El País.- Michel Legrand, compositor y arreglador, ha muerto la pasada noche en su París natal, con 86 años. Aunque triunfó elaborando música cinematográfica, desarrolló una carrera paralela como director de orquestas sinfónicas. Y nunca olvidó su pasión juvenil por el jazz, que le unió a Miles Davis, la última vez en la película australiana Dingo (1992), coprotagonizada también por el trompetista. Quedaron en Los Ángeles pero, típicamente, Miles retrasó el momento de la verdad –se suponía que iban a componer mano a mano- y Legrand terminó escribiendo solo la banda sonora, a la que luego Davis pondría la guinda con su trompeta.

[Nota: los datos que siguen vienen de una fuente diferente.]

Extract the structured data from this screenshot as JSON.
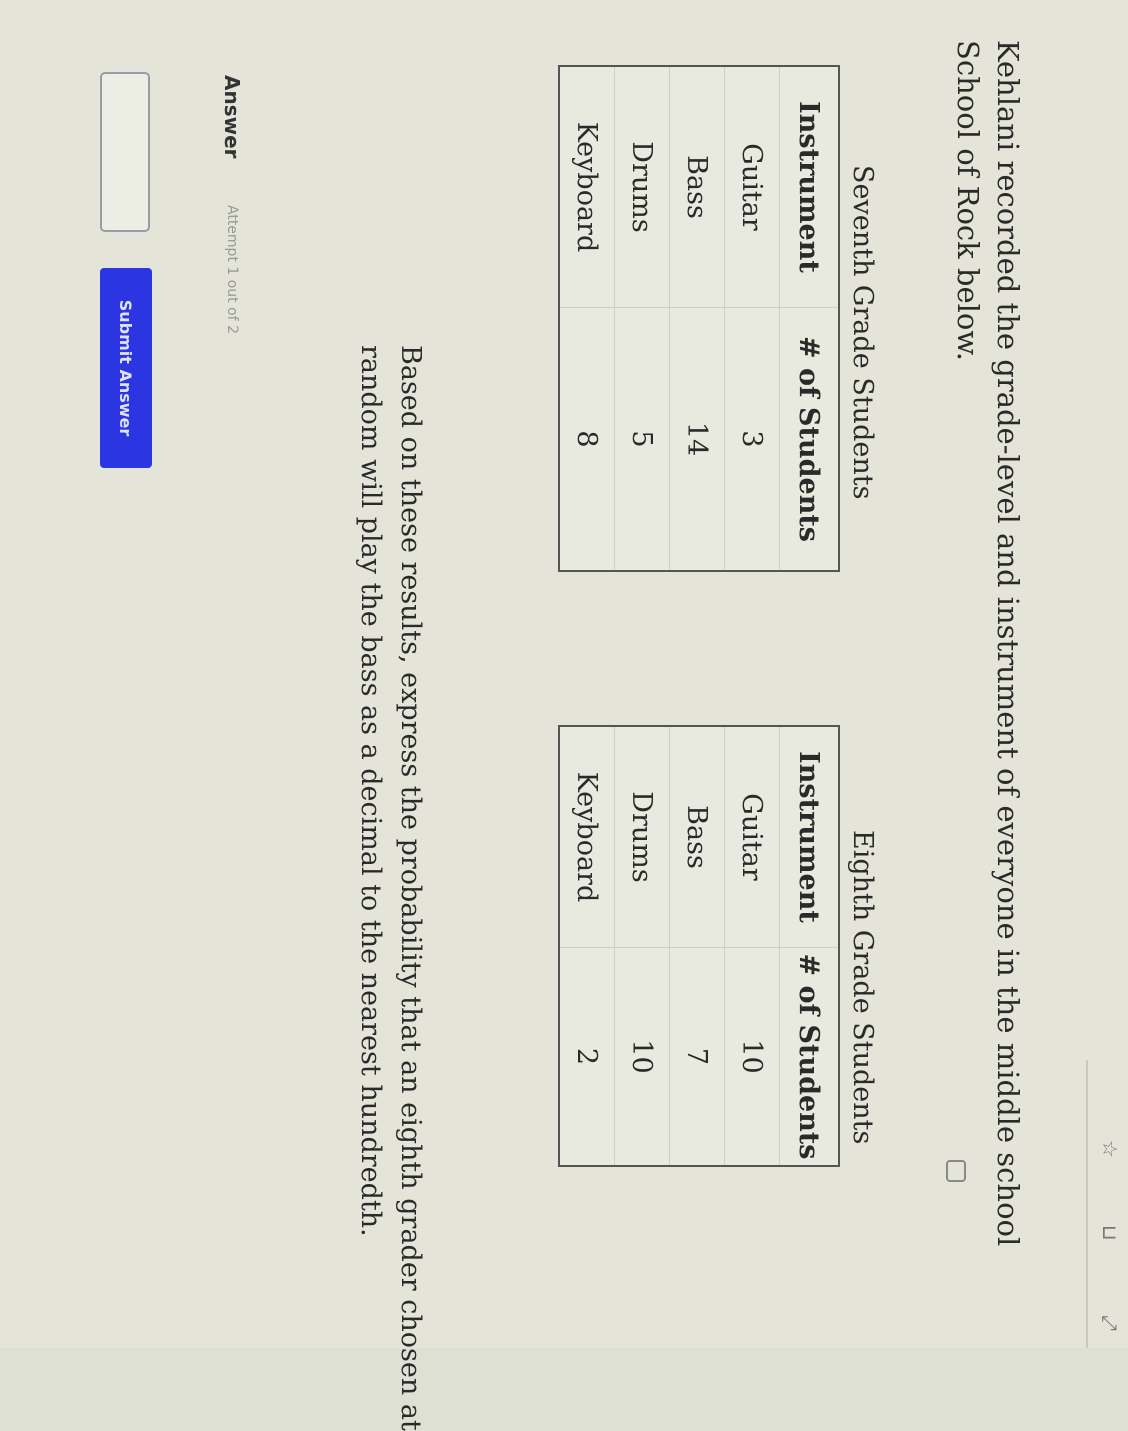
{
  "question": {
    "intro_line1": "Kehlani recorded the grade-level and instrument of everyone in the middle school",
    "intro_line2": "School of Rock below.",
    "prompt_line1": "Based on these results, express the probability that an eighth grader chosen at",
    "prompt_line2": "random will play the bass as a decimal to the nearest hundredth."
  },
  "tables": [
    {
      "caption": "Seventh Grade Students",
      "headers": [
        "Instrument",
        "# of Students"
      ],
      "rows": [
        [
          "Guitar",
          "3"
        ],
        [
          "Bass",
          "14"
        ],
        [
          "Drums",
          "5"
        ],
        [
          "Keyboard",
          "8"
        ]
      ]
    },
    {
      "caption": "Eighth Grade Students",
      "headers": [
        "Instrument",
        "# of Students"
      ],
      "rows": [
        [
          "Guitar",
          "10"
        ],
        [
          "Bass",
          "7"
        ],
        [
          "Drums",
          "10"
        ],
        [
          "Keyboard",
          "2"
        ]
      ]
    }
  ],
  "answer": {
    "label": "Answer",
    "attempt": "Attempt 1 out of 2",
    "value": "",
    "submit_label": "Submit Answer"
  },
  "colors": {
    "submit": "#2b36e2",
    "background": "#e4e5d8"
  },
  "icons": [
    "star-icon",
    "bookmark-icon",
    "fullscreen-icon",
    "calculator-icon"
  ]
}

Nacido en una familia musical, Legrand fue un alumno brillante del Conservatorio de París. Entre sus preceptores estuvo Nadia Boulanger, que le reafirmó en su intuición de que todas las músicas podían convivir. Era un veinteañero que alternaba los arreglos para Jacques Brel o Maurice Chevalier con los encargos del cine francés, aceptando incluso trabajos endemoniados: Lola (1961) se rodó con Anouk Aimée haciendo como si cantara, sobre músicas inexistentes. La sincronización posterior resultaba imposible, aunque Legrand hizo lo que pudo.
Fue el principio de su fructífera relación con el realizador Jacques Demy, la primera parte de una trilogía que se completaría con Los paraguas de Cherburgo (1964), donde las canciones sustituían a los diálogos, y Las señoritas de Rochefort (1967). Colaborarían en posteriores películas, como Piel de asno (1970), con Catherine Deneuve y un éxito histórico. Legrand se benefició de la libertad creativa y la visibilidad mundial de la Nouvelle Vague.
Hollywood le tentó inmediatamente y El caso Thomas Crown (1968) le permitiría ganar su primer Oscar con Los molinos de viento de tu mente (título horripilante, es cierto, pero con una melodía de orfebrería). Volvería a ganar la estatuilla, ya en la categoría de mejor banda sonora, con Verano del 42 (1972), de Robert Mulligan, y Yentl (1983), de Barbra Streisand. Serviría igualmente a Joseph Losey (El mensajero, 1971), Richard Lester (Los tres mosqueteros, 1973), Orson Welles (Fraude, 1973), Louis Malle (Atlantic City, 1979) o Robert Altman (Prêt-à-porter, 1994). En total, firmó unas 200 bandas sonoras, bajo la máxima de que una gran melodía ilumina hasta la película más vulgar. Una herencia, aseguraba, de su niñez: solo en casa, intentaba descifrar la construcción de las chansons que sonaban en la radio. Entre sus últimos trabajos está la partitura para Al otro lado del viento (2018), la recuperación por Netflix de la película inacabada de Welles. Y entre los más populares, la música de la serie televisiva de dibujos Érase una vez… el hombre, y sus continuaciones.
El jazz supuso otro deslumbramiento. París era parada obligada para las figuras del be-bop; en 1948, Legrand se quedó noqueado por la big band de Dizzy Gillespie. En 1958, tras haber facturado I love Paris, un disco tópico de ambientación parisina que vendió grandes cantidades, Columbia Records aceptó producir una colección de standards del jazz con sus arreglos. En Nueva York, el visitante descubrió que sus ídolos cobraban la misma tarifa que cualquier instrumentista de estudio y decidió convocar a la crema de la crema.
Legrand jazz contenía un who’s who del jazz: Miles Davis, John Coltrane, Ben Webster, Bill Evans, Art Farmer, Phil Woods, Donald Byrd, Teo Macero etcétera. Todos se quedaron encantados con sus partituras, a pesar de algunos patinazos sociales. Lo contaba Quincy Jones: de camino a una sesión de grabación de Sarah Vaughan con Count Basie, La Divina encendió un porro y se lo pasó a Legrand; asqueado ante aquel cigarrillo chupado y deforme, lo tiró por la ventanilla. El enfado de Vaughan fue enorme: hubo que aclarar al francés que el ofrecimiento era un gesto de aceptación.
Ya en el siglo XXI, con su inagotable curiosidad, se aventuró en el teatro musical y se arriesgó componiendo conciertos para piano o violonchelo en el lenguaje sinfónico, que grabó para la rama clásica de Sony. Cuando necesitaba un baño de multitudes, ofrecía recorridos por su música cinematográfica, espectáculos en los que tocaba el piano y hasta se atrevía a cantar. Revelaba algunos de sus secretos: “Lo que yo narraba con la música tenía que ser al menos tan interesante como lo que ocurría en la pantalla”.